“Some people think accounting is boring, but to me it is my life,” says Svitlana Kotseruba, a bookkeeper from Ukraine. “I love numbers, I love working with documents – this is my cup of tea. And this is what I do well.”
With a Bachelor’s degree, Kotseruba had a successful career in her country. She was about to be promoted to a Controller position when in 2008 her husband found a job in a small town in Nova Scotia and the family moved to Canada. “Leaving a good job and stability wasn’t easy for me,” Kotseruba admits, “but I have heard that Canada gives great opportunities and I tend to idealize it before coming here.” Finding a professional job in Canada, however, turned out to be harder than she expected.
One of the first challenges she encountered was her foreign worker status. The family had applied for immigration, but the process was long and until the decision was made Kotseruba could not use the immigration settlement services, register at job agencies and attend free English classes. Even though she had passed the IELTS (International English Language Testing System), required for applying for permanent residence in Canada, she still felt she needed to improve her language skills in order to find good jobs. “I was trying to contact immigration agencies and to explain them that I was in process of immigration,” she recalls, “but I was turned down dozens of times – I was told these services were for permanent residents only, not for foreign workers.”
To help her family budget, Kotseruba had to do survival jobs – in retail, fast food chains and at a local school. “Until that moment, I didn’t even know that there was a term ‘survival job’,” she says, “and that it meant a temporary job that a person takes just to pay the bills that were coming – because life requires it. It was my hardest time in Canada when I decided to do that. I started thinking that there was no way to get back to my profession. In fact, at that time I didn’t understand that it was just a matter of time…”
Nevertheless, Kotseruba kept contacting different agencies until one day she found a program which accepted foreign workers. It was at Immigrant Settlement and Integration Services in Nova Scotia. The program was related to job search. Twice a week participants attended classes where they were taught how to search for vacant positions and how to write resumes and cover letters.

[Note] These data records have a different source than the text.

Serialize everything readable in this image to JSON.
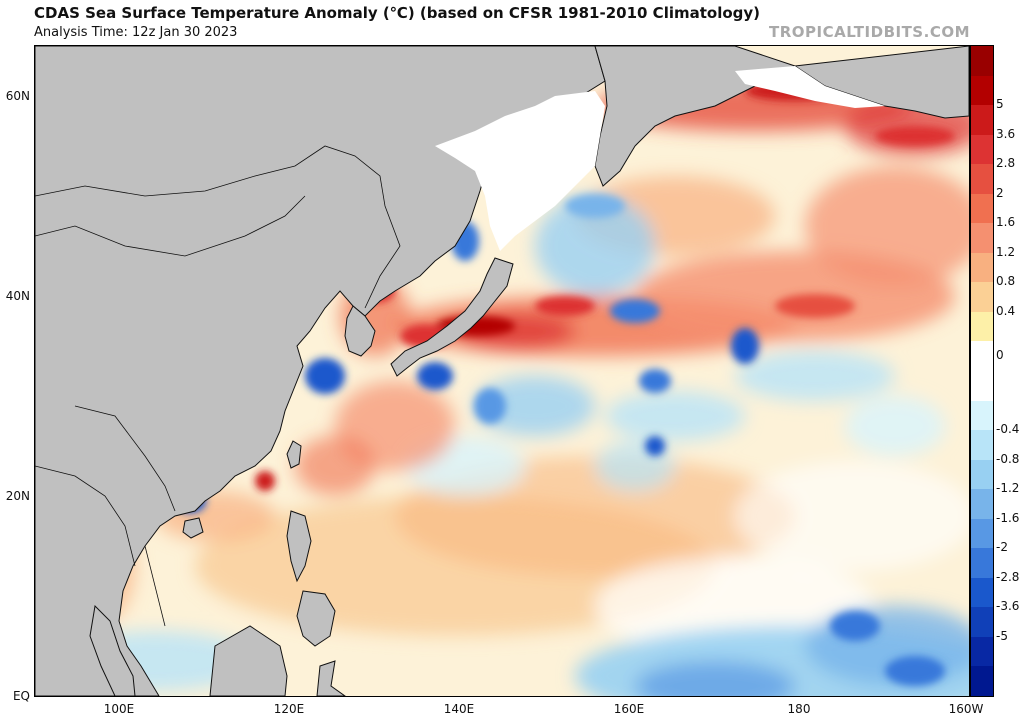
{
  "header": {
    "title": "CDAS Sea Surface Temperature Anomaly (℃) (based on CFSR 1981-2010 Climatology)",
    "subtitle": "Analysis Time: 12z Jan 30 2023",
    "brand": "TROPICALTIDBITS.COM"
  },
  "map": {
    "lat_labels": [
      "60N",
      "40N",
      "20N",
      "EQ"
    ],
    "lon_labels": [
      "100E",
      "120E",
      "140E",
      "160E",
      "180",
      "160W"
    ],
    "lon_range": [
      90,
      200
    ],
    "lat_range": [
      0,
      65
    ],
    "land_color": "#c0c0c0",
    "ice_color": "#ffffff"
  },
  "colorbar": {
    "labels": [
      "5",
      "3.6",
      "2.8",
      "2",
      "1.6",
      "1.2",
      "0.8",
      "0.4",
      "0",
      "-0.4",
      "-0.8",
      "-1.2",
      "-1.6",
      "-2",
      "-2.8",
      "-3.6",
      "-5"
    ],
    "colors": [
      "#990000",
      "#b30000",
      "#cc1a1a",
      "#dd3333",
      "#e65040",
      "#f07050",
      "#f59070",
      "#f8b080",
      "#fbd095",
      "#fdf0a8",
      "#ffffff",
      "#ffffff",
      "#d8f4fc",
      "#b8e4f8",
      "#98d0f2",
      "#78b4ea",
      "#5898e4",
      "#3878da",
      "#1a58cc",
      "#1040b8",
      "#0828a4",
      "#001890"
    ]
  }
}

There were also activities that aimed to provide newcomers with interview skills. Job seekers were encouraged through success stories told in the classes. “I was so grateful that I was allowed to join this program,” Kotseruba says.
One day she learned there was an opportunity for a mock interview that would be recorded and participants would be given a CD with the recording. Kotseruba took this opportunity and found out that the interviewers were representative of real businesses. The questions were related to her profession and she answered correctly to all of them. Also, she was told her English was good enough for working in a Canadian environment. The job developer told her, “Let’s stay in touch. You just keep doing what you are doing and one day opportunity will come.” “I was skeptical about that,” Kotseruba says, “but believe or not, one day the same person called me to say that a government agency was looking for Marketing Coordinator on a temporary contract. I applied and I was called for an interview.
“The interviewers were very friendly, but they were smiling and for some reason I took it as judgment on my language skills,” she admits, “because I couldn’t stop thinking that my English was not good enough.” Kotseruba was asked all typical questions related to administrative positions. The interviewers were interested in her computer skills and her abilities to multitask and to handle stress. At the end, they gave her the opportunity to ask questions. “I had several questions about their expectations,” Kotseruba says, “and I was taught in the courses how to handle this part of the interview. But then all of a sudden I remembered that after the interview there was going to be a technical skill task. So – probably I sounded very cocky at that moment – I told them, ‘You know what: no matter what you think about my language skills, let’s move to the technical part of the interview. I am confident that I will be able to do this task, because I am in process of immigration and I am sure the Canadian Government chooses the best people to move to Canada’. The interviewers were laughing but they let me in a room with a laptop and I was given the technical task.”
Kotseruba handled it brilliantly and finished in less time than she was given. The next morning at 8 a.m. she received a call from the agency and was told she was hired.
“It was a very important experience that taught me to believe in myself,” Kotseruba says. “No matter what the circumstances are, you can still find the moment to stand for yourself and to show yourself. That technical part of the interview just made my day.”
When Kotseruba’s family moved to Toronto, she enrolled in a CGA (Certified General Accountants) professional program to further pursue her career in Canada. She also did courses in business law and written business communication. “It takes some money,” Kotseruba says, “but after all CGAs can apply their skills everywhere – every business, every organization, every government agency, every economic entity needs accountants.”
A good advice to newcomers, Kotseruba thinks, is “Don’t be hard on yourself and don’t expect immediate results. It takes time.”